The Correspondents Weigh-In: The COP21 Summit

Plenary session of COP21 for the adoption of the Paris Agreement. 12 December, 2015. (COP Paris/Flickr Creative Commons).
Plenary session of COP21 for the adoption of the Paris Agreement. 12 December, 2015. (COP Paris/Flickr Creative Commons).
Plenary session of COP21 for the adoption of the Paris Agreement. 12 December, 2015. (COP Paris/Flickr Creative Commons).

Anbar Aizenman

The success of the Paris deal must be looked at  relative to the shortcomings of previous attempts at agreements. While it is an improvement from Copenhagen, it is sorely lacking in certain respects, making it challenging to forecast its long term impact on reducing carbon emissions. Of most immediate consideration is the inconsistency of the legal requirements and legally binding nature of the agreements. While the national reporting of emissions is legally binding, the actual target countries set are not. This does make headway in transparency and  accountability, but non-legally binding targets leaves the agreement without enforcement mechanisms.

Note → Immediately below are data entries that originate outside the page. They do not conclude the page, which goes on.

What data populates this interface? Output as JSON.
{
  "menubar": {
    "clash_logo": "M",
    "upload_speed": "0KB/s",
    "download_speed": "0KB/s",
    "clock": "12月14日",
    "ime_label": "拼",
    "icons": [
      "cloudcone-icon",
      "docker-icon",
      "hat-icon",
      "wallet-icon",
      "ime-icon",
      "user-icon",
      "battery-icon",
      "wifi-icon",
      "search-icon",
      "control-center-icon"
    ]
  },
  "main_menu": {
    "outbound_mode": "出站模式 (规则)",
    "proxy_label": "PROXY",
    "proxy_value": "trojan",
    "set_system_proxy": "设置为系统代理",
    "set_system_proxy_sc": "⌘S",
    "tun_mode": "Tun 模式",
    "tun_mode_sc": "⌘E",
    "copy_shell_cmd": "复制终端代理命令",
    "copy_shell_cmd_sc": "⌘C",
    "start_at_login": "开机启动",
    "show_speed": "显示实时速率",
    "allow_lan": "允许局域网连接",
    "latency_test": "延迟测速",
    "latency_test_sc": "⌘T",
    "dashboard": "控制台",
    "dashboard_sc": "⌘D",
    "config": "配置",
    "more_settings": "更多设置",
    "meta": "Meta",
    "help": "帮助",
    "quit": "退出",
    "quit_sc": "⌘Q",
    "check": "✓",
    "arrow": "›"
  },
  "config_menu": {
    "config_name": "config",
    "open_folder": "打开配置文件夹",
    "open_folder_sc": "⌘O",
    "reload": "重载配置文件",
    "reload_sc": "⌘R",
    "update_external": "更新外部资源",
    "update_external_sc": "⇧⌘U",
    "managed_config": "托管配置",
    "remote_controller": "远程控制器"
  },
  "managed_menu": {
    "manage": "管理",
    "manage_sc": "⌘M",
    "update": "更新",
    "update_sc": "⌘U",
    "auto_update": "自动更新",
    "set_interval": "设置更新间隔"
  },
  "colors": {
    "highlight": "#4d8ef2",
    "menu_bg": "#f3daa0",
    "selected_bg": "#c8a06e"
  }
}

Compounding this shortcoming is the fundamental question of how to reach the newly suggested limit of 1.5 degrees Celsius.  While the agreement makes ample use of suggesting mitigation, adaptation and the use of incentives to reduce greenhouse gas emissions, there is no mention of actual policies put in place to accomplish this. Economically, Pigovian taxes in the form of carbon taxation are considered to be amongst the more effective policy tools, but they are subject to deep political opposition as well as uncertainty in how to price carbon. This gulf between the rhetoric of the agreement and the actual tools used to implement it in individual nations may prove to be a key impediment.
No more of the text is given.